Last night at a Shell gas station in San Antonio a driver apparently fell asleep at the wheel when she was exiting from a freeway. Her car rolled through some road signs and into the gas station where it headed straight for one of the gas pumps.
Fortunately for all concerned, this station was equipped with steel bollards installed directly in front of the gas pumps. When the SUV struck the bollard, the front of the vehicle absorbed much of the impact energy (as cars are designed to do) and it is reported that the driver was not seriously injured. It is unclear whether or not the airbags deployed on the vehicle, and while it is always hard to guess speed of impact from such limited information, I am going to just guesstimate from the damage that the SUV was traveling 20 to 25 MPH at the time it impacted the bollard.
See the video HERE.
What is clear was that a 6 inch diameter steel bollard, though scratched and leaning from the impact, stopped the moving vehicle and prevented the SUV from crashing through the gas pump. At the very least, there would have been a big, messy Hazmat cleanup; more often, fire erupts when gasoline flows out until the pump is shut off. If the woman was unconscious and no one could reach her in time, the fire would have been fatal.

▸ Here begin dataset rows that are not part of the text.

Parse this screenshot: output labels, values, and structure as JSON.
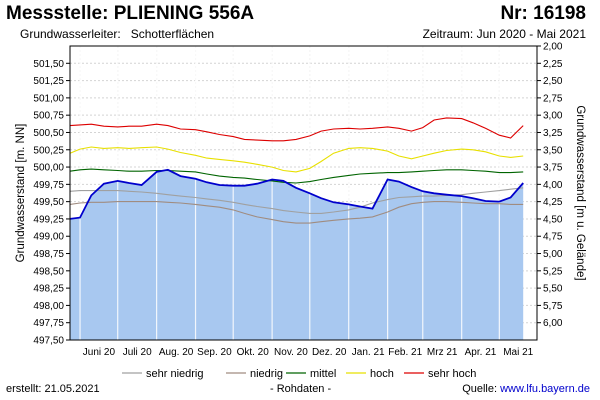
{
  "header": {
    "title": "Messstelle: PLIENING 556A",
    "number": "Nr: 16198",
    "aquifer_label": "Grundwasserleiter:",
    "aquifer_value": "Schotterflächen",
    "period": "Zeitraum: Jun 2020 - Mai 2021"
  },
  "footer": {
    "created": "erstellt:  21.05.2021",
    "raw": "- Rohdaten -",
    "source_label": "Quelle: ",
    "source_link": "www.lfu.bayern.de"
  },
  "colors": {
    "fill": "#a8c8f0",
    "measured": "#0000cc",
    "sehr_niedrig": "#a0a0a0",
    "niedrig": "#a08c80",
    "mittel": "#006400",
    "hoch": "#e8e000",
    "sehr_hoch": "#dd0000",
    "grid": "#d4d4d4"
  },
  "chart_data": {
    "type": "area",
    "ylabel": "Grundwasserstand [m. NN]",
    "y2label": "Grundwasserstand [m u. Gelände]",
    "ylim": [
      497.5,
      501.75
    ],
    "y_ticks": [
      "497,50",
      "497,75",
      "498,00",
      "498,25",
      "498,50",
      "498,75",
      "499,00",
      "499,25",
      "499,50",
      "499,75",
      "500,00",
      "500,25",
      "500,50",
      "500,75",
      "501,00",
      "501,25",
      "501,50"
    ],
    "y2_ticks": [
      "2,00",
      "2,25",
      "2,50",
      "2,75",
      "3,00",
      "3,25",
      "3,50",
      "3,75",
      "4,00",
      "4,25",
      "4,50",
      "4,75",
      "5,00",
      "5,25",
      "5,50",
      "5,75",
      "6,00"
    ],
    "x_ticks": [
      "Juni 20",
      "Juli 20",
      "Aug. 20",
      "Sep. 20",
      "Okt. 20",
      "Nov. 20",
      "Dez. 20",
      "Jan. 21",
      "Feb. 21",
      "Mrz 21",
      "Apr. 21",
      "Mai 21"
    ],
    "grid": true,
    "legend": [
      {
        "key": "sehr_niedrig",
        "label": "sehr niedrig"
      },
      {
        "key": "niedrig",
        "label": "niedrig"
      },
      {
        "key": "mittel",
        "label": "mittel"
      },
      {
        "key": "hoch",
        "label": "hoch"
      },
      {
        "key": "sehr_hoch",
        "label": "sehr hoch"
      }
    ],
    "x": [
      "2020-05-24",
      "2020-06-01",
      "2020-06-10",
      "2020-06-20",
      "2020-07-01",
      "2020-07-10",
      "2020-07-20",
      "2020-08-01",
      "2020-08-10",
      "2020-08-20",
      "2020-09-01",
      "2020-09-10",
      "2020-09-20",
      "2020-10-01",
      "2020-10-10",
      "2020-10-20",
      "2020-11-01",
      "2020-11-10",
      "2020-11-20",
      "2020-12-01",
      "2020-12-10",
      "2020-12-20",
      "2021-01-01",
      "2021-01-10",
      "2021-01-20",
      "2021-02-01",
      "2021-02-10",
      "2021-02-20",
      "2021-03-01",
      "2021-03-10",
      "2021-03-20",
      "2021-04-01",
      "2021-04-10",
      "2021-04-20",
      "2021-05-01",
      "2021-05-10",
      "2021-05-20"
    ],
    "series": [
      {
        "key": "sehr_niedrig",
        "name": "sehr niedrig",
        "values": [
          499.65,
          499.66,
          499.66,
          499.66,
          499.66,
          499.65,
          499.64,
          499.62,
          499.6,
          499.58,
          499.56,
          499.54,
          499.52,
          499.49,
          499.46,
          499.43,
          499.4,
          499.37,
          499.35,
          499.33,
          499.33,
          499.35,
          499.38,
          499.42,
          499.48,
          499.53,
          499.56,
          499.57,
          499.58,
          499.58,
          499.59,
          499.6,
          499.62,
          499.64,
          499.66,
          499.68,
          499.7
        ]
      },
      {
        "key": "niedrig",
        "name": "niedrig",
        "values": [
          499.46,
          499.48,
          499.49,
          499.49,
          499.5,
          499.5,
          499.5,
          499.5,
          499.49,
          499.48,
          499.46,
          499.44,
          499.42,
          499.38,
          499.33,
          499.28,
          499.24,
          499.21,
          499.19,
          499.19,
          499.21,
          499.23,
          499.25,
          499.26,
          499.28,
          499.35,
          499.42,
          499.47,
          499.49,
          499.5,
          499.5,
          499.49,
          499.48,
          499.47,
          499.47,
          499.46,
          499.46
        ]
      },
      {
        "key": "mittel",
        "name": "mittel",
        "values": [
          499.94,
          499.96,
          499.97,
          499.96,
          499.95,
          499.94,
          499.94,
          499.95,
          499.95,
          499.94,
          499.93,
          499.9,
          499.87,
          499.85,
          499.84,
          499.82,
          499.8,
          499.78,
          499.77,
          499.79,
          499.82,
          499.85,
          499.88,
          499.9,
          499.91,
          499.92,
          499.92,
          499.93,
          499.94,
          499.95,
          499.96,
          499.96,
          499.95,
          499.94,
          499.92,
          499.92,
          499.93
        ]
      },
      {
        "key": "hoch",
        "name": "hoch",
        "values": [
          500.2,
          500.26,
          500.29,
          500.27,
          500.28,
          500.27,
          500.28,
          500.29,
          500.26,
          500.21,
          500.17,
          500.13,
          500.11,
          500.09,
          500.07,
          500.04,
          500.0,
          499.95,
          499.93,
          499.98,
          500.08,
          500.2,
          500.27,
          500.28,
          500.27,
          500.23,
          500.16,
          500.12,
          500.16,
          500.2,
          500.24,
          500.26,
          500.25,
          500.22,
          500.16,
          500.14,
          500.16
        ]
      },
      {
        "key": "sehr_hoch",
        "name": "sehr hoch",
        "values": [
          500.6,
          500.61,
          500.62,
          500.59,
          500.58,
          500.59,
          500.59,
          500.62,
          500.6,
          500.55,
          500.54,
          500.51,
          500.47,
          500.44,
          500.4,
          500.39,
          500.38,
          500.38,
          500.4,
          500.45,
          500.52,
          500.55,
          500.56,
          500.55,
          500.56,
          500.58,
          500.56,
          500.52,
          500.57,
          500.68,
          500.71,
          500.7,
          500.64,
          500.56,
          500.46,
          500.42,
          500.6
        ]
      },
      {
        "key": "measured",
        "name": "Grundwasserstand",
        "values": [
          499.25,
          499.27,
          499.59,
          499.76,
          499.8,
          499.77,
          499.74,
          499.93,
          499.96,
          499.87,
          499.83,
          499.78,
          499.74,
          499.73,
          499.73,
          499.76,
          499.82,
          499.8,
          499.7,
          499.62,
          499.55,
          499.49,
          499.46,
          499.43,
          499.4,
          499.82,
          499.79,
          499.71,
          499.65,
          499.62,
          499.6,
          499.58,
          499.55,
          499.51,
          499.5,
          499.56,
          499.77
        ]
      }
    ]
  }
}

ASTM is completing work on a new test standard (WK13074) which takes on exactly this sort of threat scenario. With so many deaths and injuries from vehicle/pedestrian and vehicle/building interactions, more and more communities are calling for such bollards or barriers in certain parking lots near retail and commercial buildings and pedestrian areas. With no applicable performance standard to refer to, architects, engineers, or property owners have been having to choose products on their own, and therefore incurring liability in such instances. ASTM will provide local authorities and building and design professionals with a clear designation with which they can choose effective safety devices from a variety of manufacturers in a variety of materials and fabrications. See the ASTM website for more information HERE
As of this date the test standard will require that such safety bollards, barriers or other devices must be able to
withstand an impact of 30MPH from a test vehicle that weighs 5,000 LBS -- in short, exactly what happened at this Shell gas station in San Antonio. The fact that bollards were installed in front of these gas pumps may have saved a life; going forward, many more lives will be saved by installation of such safety devices in other vulnerable locations.